GenAI-Based Digital Twins Aided Data Augmentation Increases Accuracy in Real-Time Cokurtosis-Based Anomaly Detection of Wearable Data.

Early detection of potential infectious disease outbreaks is crucial for developing effective interventions. In this study, we introduce advanced anomaly detection methods tailored for health datasets collected from wearables, offering insights at both individual and population levels. Leveraging real-world physiological data from wearables, including heart rate and activity, we developed a framework for the early detection of infection in individuals. Despite the availability of data from recent pandemics, substantial gaps remain in data collection, hindering method development. To bridge this gap, we utilized Wasserstein Generative Adversarial Networks (WGANs) to generate realistic synthetic wearable data, augmenting our dataset for training. Subsequently, we use these augmented datasets to implement a cokurtosis-based technique for anomaly detection in multivariate time-series data.

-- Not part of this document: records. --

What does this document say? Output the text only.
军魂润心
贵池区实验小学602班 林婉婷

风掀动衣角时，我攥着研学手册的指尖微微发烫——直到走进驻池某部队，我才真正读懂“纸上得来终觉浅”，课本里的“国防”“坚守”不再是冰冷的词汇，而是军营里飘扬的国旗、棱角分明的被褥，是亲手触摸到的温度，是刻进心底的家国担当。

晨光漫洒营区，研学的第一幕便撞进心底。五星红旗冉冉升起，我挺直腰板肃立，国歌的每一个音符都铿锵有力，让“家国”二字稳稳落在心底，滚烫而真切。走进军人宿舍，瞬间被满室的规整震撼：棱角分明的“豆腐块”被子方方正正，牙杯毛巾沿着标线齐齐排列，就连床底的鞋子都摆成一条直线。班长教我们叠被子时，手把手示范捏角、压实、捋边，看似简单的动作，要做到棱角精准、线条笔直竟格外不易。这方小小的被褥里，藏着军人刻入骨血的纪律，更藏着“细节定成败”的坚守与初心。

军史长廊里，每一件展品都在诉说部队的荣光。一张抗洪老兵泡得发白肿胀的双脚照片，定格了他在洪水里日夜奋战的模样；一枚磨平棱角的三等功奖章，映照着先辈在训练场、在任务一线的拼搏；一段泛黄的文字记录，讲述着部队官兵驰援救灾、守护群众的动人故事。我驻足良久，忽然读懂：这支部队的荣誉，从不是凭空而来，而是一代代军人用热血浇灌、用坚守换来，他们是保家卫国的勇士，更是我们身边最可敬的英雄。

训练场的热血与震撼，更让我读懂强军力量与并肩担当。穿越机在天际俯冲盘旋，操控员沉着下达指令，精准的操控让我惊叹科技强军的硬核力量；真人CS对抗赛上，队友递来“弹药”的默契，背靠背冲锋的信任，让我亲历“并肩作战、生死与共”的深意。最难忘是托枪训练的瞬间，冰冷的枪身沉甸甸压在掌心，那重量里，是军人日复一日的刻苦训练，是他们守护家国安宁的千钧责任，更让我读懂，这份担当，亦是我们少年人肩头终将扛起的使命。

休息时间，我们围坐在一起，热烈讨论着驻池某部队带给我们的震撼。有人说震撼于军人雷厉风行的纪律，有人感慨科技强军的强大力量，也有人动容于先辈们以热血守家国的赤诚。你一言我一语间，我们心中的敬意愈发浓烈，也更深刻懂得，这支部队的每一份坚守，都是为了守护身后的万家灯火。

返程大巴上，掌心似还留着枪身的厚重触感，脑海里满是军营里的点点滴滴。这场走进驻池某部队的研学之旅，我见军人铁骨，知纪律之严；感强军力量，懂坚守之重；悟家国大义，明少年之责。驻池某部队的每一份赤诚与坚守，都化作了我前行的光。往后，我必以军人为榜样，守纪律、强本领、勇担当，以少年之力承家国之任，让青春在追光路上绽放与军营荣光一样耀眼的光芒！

Our approach includes a comprehensive assessment of uncertainties in synthetic data compared to the actual data upon which it was modeled, as well as the uncertainty associated with fine-tuning anomaly detection thresholds in physiological measurements. Through our work, we present an enhanced method for early anomaly detection in multivariate datasets, with promising applications in healthcare and beyond. This framework could revolutionize early detection strategies and significantly impact public health response efforts in future pandemics.